This was my first time at AjaxWorld conference, its fifth year since inception by Sys-con group. They conduct two of these, spring in the east coast(New York) and fall in the west coast (San Jose). Mostly web development and design folks come to these events. So what did I observe?
- However, it was clear from the March conference that RIA (Rich Internet Applications) is moving far beyond Ajax. The security risks of scripting language and browser host is well known and scares the enterprise world. Plus, building transactional, complex, web applications via Ajax is highly non-trivial. Hence we have seen the newer platforms such as Curl (origin, MIT), Silverlight (Microsoft), and AIR (Adobe). There are hundreds of Ajax-based platforms like Jackbe, Nexaweb, Laszlo, etc., which are not getting the traction in the serious enterprise community which looks for superb performance, high security, scalability, and greater UI functionality.
- Web 1.0 era saw mostly graphic designers and serious programming folks did not participate. Now Adobe is trying to entice developers whereas Microsoft wants designers. A new term was used “devigners”. All new RIA platforms are bringing a two-language strategy: a declarative GUI language and a serious OO language for business logic. Adobe, for example has MXML/ActionScript. Microsoft has XAML/C#. Sun has JavaFX/Java. Interestingly Curl is the only platform that has one language that spans both, thanks to the forward-looking research at MIT. As a consequence, programmer productivity is significantly higher with Curl. There are over 300 large enterprise customers who have deployed Curl as the RIA platform. Bert Halstead from Curl presented at the AjaxWorld highlighting the user experience and technical superiority of Curl.
- Microsoft was very visible at the conference.
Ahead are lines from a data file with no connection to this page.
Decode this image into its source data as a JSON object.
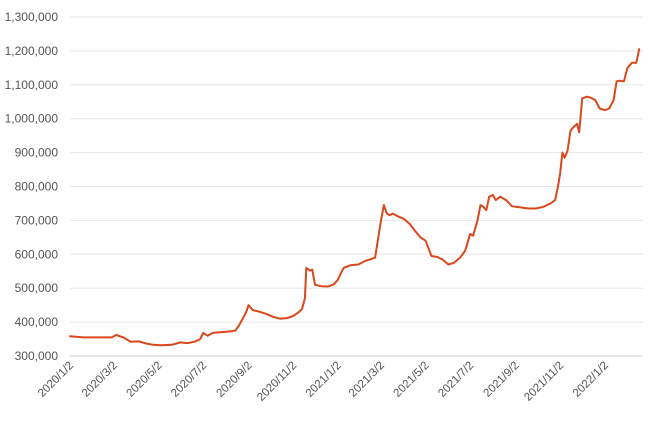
{
  "chart_data": {
    "type": "line",
    "title": "",
    "xlabel": "",
    "ylabel": "",
    "ylim": [
      300000,
      1300000
    ],
    "y_ticks": [
      300000,
      400000,
      500000,
      600000,
      700000,
      800000,
      900000,
      1000000,
      1100000,
      1200000,
      1300000
    ],
    "y_tick_labels": [
      "300,000",
      "400,000",
      "500,000",
      "600,000",
      "700,000",
      "800,000",
      "900,000",
      "1,000,000",
      "1,100,000",
      "1,200,000",
      "1,300,000"
    ],
    "x_tick_labels": [
      "2020/1/2",
      "2020/3/2",
      "2020/5/2",
      "2020/7/2",
      "2020/9/2",
      "2020/11/2",
      "2021/1/2",
      "2021/3/2",
      "2021/5/2",
      "2021/7/2",
      "2021/9/2",
      "2021/11/2",
      "2022/1/2"
    ],
    "grid": "horizontal",
    "line_color": "#d9481c",
    "grid_color": "#e6e6e6",
    "series": [
      {
        "x": [
          "2020/1/2",
          "2020/1/20",
          "2020/2/10",
          "2020/2/28",
          "2020/3/5",
          "2020/3/15",
          "2020/3/25",
          "2020/4/5",
          "2020/4/15",
          "2020/4/25",
          "2020/5/5",
          "2020/5/20",
          "2020/6/1",
          "2020/6/10",
          "2020/6/20",
          "2020/6/28",
          "2020/7/2",
          "2020/7/8",
          "2020/7/15",
          "2020/7/25",
          "2020/8/5",
          "2020/8/15",
          "2020/8/20",
          "2020/8/25",
          "2020/8/30",
          "2020/9/2",
          "2020/9/8",
          "2020/9/15",
          "2020/9/25",
          "2020/10/5",
          "2020/10/15",
          "2020/10/25",
          "2020/11/2",
          "2020/11/10",
          "2020/11/14",
          "2020/11/18",
          "2020/11/20",
          "2020/11/25",
          "2020/11/28",
          "2020/12/2",
          "2020/12/10",
          "2020/12/20",
          "2020/12/28",
          "2021/1/2",
          "2021/1/10",
          "2021/1/20",
          "2021/1/30",
          "2021/2/8",
          "2021/2/15",
          "2021/2/22",
          "2021/3/2",
          "2021/3/6",
          "2021/3/10",
          "2021/3/14",
          "2021/3/18",
          "2021/3/25",
          "2021/4/2",
          "2021/4/10",
          "2021/4/18",
          "2021/4/25",
          "2021/5/2",
          "2021/5/10",
          "2021/5/18",
          "2021/5/25",
          "2021/6/2",
          "2021/6/10",
          "2021/6/18",
          "2021/6/25",
          "2021/7/2",
          "2021/7/6",
          "2021/7/12",
          "2021/7/16",
          "2021/7/20",
          "2021/7/24",
          "2021/7/28",
          "2021/8/2",
          "2021/8/6",
          "2021/8/12",
          "2021/8/20",
          "2021/8/28",
          "2021/9/2",
          "2021/9/10",
          "2021/9/20",
          "2021/9/30",
          "2021/10/10",
          "2021/10/20",
          "2021/10/26",
          "2021/10/30",
          "2021/11/2",
          "2021/11/5",
          "2021/11/8",
          "2021/11/12",
          "2021/11/16",
          "2021/11/20",
          "2021/11/25",
          "2021/11/28",
          "2021/12/2",
          "2021/12/8",
          "2021/12/14",
          "2021/12/20",
          "2021/12/26",
          "2022/1/2",
          "2022/1/8",
          "2022/1/14",
          "2022/1/18",
          "2022/1/22",
          "2022/1/28",
          "2022/2/2",
          "2022/2/8",
          "2022/2/14",
          "2022/2/18"
        ],
        "values": [
          358000,
          355000,
          355000,
          355000,
          362000,
          355000,
          342000,
          343000,
          337000,
          333000,
          332000,
          333000,
          340000,
          338000,
          342000,
          350000,
          368000,
          360000,
          368000,
          370000,
          372000,
          375000,
          390000,
          410000,
          430000,
          450000,
          435000,
          432000,
          425000,
          416000,
          410000,
          412000,
          418000,
          430000,
          438000,
          470000,
          560000,
          552000,
          555000,
          510000,
          506000,
          505000,
          512000,
          525000,
          560000,
          568000,
          570000,
          580000,
          585000,
          590000,
          700000,
          745000,
          720000,
          715000,
          720000,
          712000,
          705000,
          690000,
          668000,
          650000,
          640000,
          595000,
          592000,
          585000,
          570000,
          575000,
          590000,
          610000,
          660000,
          655000,
          700000,
          745000,
          740000,
          730000,
          770000,
          775000,
          760000,
          770000,
          760000,
          742000,
          740000,
          738000,
          735000,
          735000,
          740000,
          750000,
          760000,
          800000,
          840000,
          900000,
          885000,
          905000,
          965000,
          975000,
          985000,
          960000,
          1060000,
          1065000,
          1062000,
          1055000,
          1030000,
          1025000,
          1030000,
          1055000,
          1110000,
          1112000,
          1110000,
          1150000,
          1165000,
          1165000,
          1205000
        ]
      }
    ]
  }
}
Silverlight just announced their release 2.0 beta a week before. Someone said, if Silveright was like a black and white TV, Silverlight 2.0 will be a 1080P HDTV quality. But it’s too early to see the truth. The marketing machine was in full gear at the show. There was hardly any presence of Adobe.
- Some keynotes were rather hollow in content and tried to push their solution (you got to do some marketing as a sponsor to the event, a barter system).
Overall it was a good show and full of technical contents in this confusing space.